Homeland Insecurity

St. Louis immigrants are tired of playing the naturalization waiting game.

Jan 3, 2007 at 4:00 am
On June 8, 2005, Haider Al-Ashwan marched into the Robert A. Young Federal Building in downtown St. Louis for an interview with the United States Immigration and Naturalization Service. An Iraqi by birth, Al-Ashwan fled Saddam Hussein's brutal rule in 1991 during the tumult that followed Operation Desert Storm. He soon landed in a Saudi Arabian refugee camp before being granted entry to the United States as a resident alien in 1997.

Eight years later, Al-Ashwan wanted to become a citizen. The 36-year-old from the southern Iraqi city of Basra aced the English test. He studied hard and scored 100 percent on the U.S. history and government test. Now, a year and half later, Al Ashwan is still waiting to be naturalized.

"They were very delayed. I [went] over there like one million times to the immigration [office]. I'd ask them about my case and they wouldn't give me an answer. They just looked at me like I was guilty," says Al-Ashwan, a St. Louis resident who works as a cook at Kebab House on South Kingshighway. "I have no criminal record. I pay taxes. I work. I'm very straight. But they say they're still doing a background check."

When letter-writing and trips to the immigration office failed to bear fruit, Al-Ashwan hired an attorney and joined what many lawyers say are the swelling ranks of immigrants who are suing the U.S. Citizenship and Immigration Services (USCIS) with the hope of expediting their naturalization proceedings.

"The problem we're facing now is the background checks that are mandated by the Department of Homeland Security," says Timothy Wichmer, the St. Louis attorney representing Al-Ashwan in his case against the USCIS. "It may be laudable that they're doing rigorous background checks, but the law still requires them to decide these cases within a reasonable amount of time.

"Instead of them clearing the background check within a reasonable amount of time, they're taking an unreasonable amount of time. Many times you have to go to court to force them to decide the case."

One such case was recently filed in St. Louis federal court on behalf of 50 Bosnian immigrants. Although each of the plaintiffs had been assured by the USCIS that their naturalization proceedings were imminent, some waited two years with no news from the agency.

"For some of our clients, if they have a disability or are over 65, if the government delays too long they may lose their Supplemental Security Income — their disability," explains Ann Lever, an attorney with Legal Services of Eastern Missouri and part of the legal team handling the case. "To many of these people, that's likely to be their only source of income. What has been our experience is that the person goes for the interview — and may pass — and then is told, 'We can't approve your application because we're waiting on the name-check.' They're not supposed to schedule those exams until after the background check has come back negative."

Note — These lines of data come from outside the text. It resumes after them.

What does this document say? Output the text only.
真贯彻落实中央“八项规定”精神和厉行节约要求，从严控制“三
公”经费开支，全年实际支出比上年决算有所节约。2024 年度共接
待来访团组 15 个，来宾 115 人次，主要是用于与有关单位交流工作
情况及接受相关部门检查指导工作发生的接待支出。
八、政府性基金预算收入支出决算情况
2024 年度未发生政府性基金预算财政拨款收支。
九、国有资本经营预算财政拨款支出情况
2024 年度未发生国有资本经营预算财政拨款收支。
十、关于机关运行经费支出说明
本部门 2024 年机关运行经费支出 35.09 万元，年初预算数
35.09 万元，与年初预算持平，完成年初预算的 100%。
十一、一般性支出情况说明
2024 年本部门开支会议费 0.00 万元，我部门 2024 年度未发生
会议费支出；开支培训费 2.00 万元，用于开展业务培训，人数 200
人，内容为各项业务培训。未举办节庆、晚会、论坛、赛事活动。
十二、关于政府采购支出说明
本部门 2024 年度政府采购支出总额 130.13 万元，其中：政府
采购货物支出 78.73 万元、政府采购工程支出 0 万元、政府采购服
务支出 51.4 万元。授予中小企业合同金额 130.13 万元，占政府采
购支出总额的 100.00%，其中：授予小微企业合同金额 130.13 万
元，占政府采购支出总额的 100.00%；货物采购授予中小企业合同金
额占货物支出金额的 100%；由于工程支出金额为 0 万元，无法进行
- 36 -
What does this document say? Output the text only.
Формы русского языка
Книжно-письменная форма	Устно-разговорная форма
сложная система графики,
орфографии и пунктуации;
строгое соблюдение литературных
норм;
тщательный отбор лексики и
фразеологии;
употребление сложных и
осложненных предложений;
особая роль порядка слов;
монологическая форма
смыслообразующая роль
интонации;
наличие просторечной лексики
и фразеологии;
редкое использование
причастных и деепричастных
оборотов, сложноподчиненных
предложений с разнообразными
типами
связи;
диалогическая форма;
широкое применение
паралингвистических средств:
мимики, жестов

After a flurry of court filings, the government has asked for a continuance. All 50 Bosnians were naturalized on December 29.

Once an applicant passes the English and U.S. history and government tests, the U.S. Citizenship and Immigration Services has 120 days to adjudicate the applicant's case, says Chris Rhatigan, an agency spokeswoman. Rhatigan acknowledges that her agency has experienced severe delays in recent years but maintains that it has no control over how long a background check takes.

"We reduced our backlog in October of 2006. The backlog consisted of a number of cases that were delayed because of background security checks by the Federal Bureau of Investigation," explains Rhatigan. "Somebody may have a name that's being looked into, or that may be similar to a name that's being looked into. Those are all things that are outside our area. We can't influence those in any way, shape or form."

Rhatigan adds that the situation is improving.

"The average wait time [between applicants successfully passing the tests and becoming naturalized] is down to five months from a high of fourteen months in February of 2004. So that's a significant drop," says Rhatigan, who estimates that her agency is processing roughly 375,000 pending applications. "Our goal is to get the entire adjudication process down to six months."

But six months is still too long for the likes of Wichmer.

"There's no wiggle room," the attorney says. "The law says they have to decide in 120 days — it doesn't say they have to decide in 120 days unless the background check hasn't cleared.

"I don't have a problem with them doing a rigorous background check on people who want to become citizens, but it has to be reasonable," Wichmer adds. "Otherwise you're essentially depriving them of the due process of law to which they're entitled. If the law says you have to decide in 120 days, you don't get to arbitrarily decide you're not going to follow the law."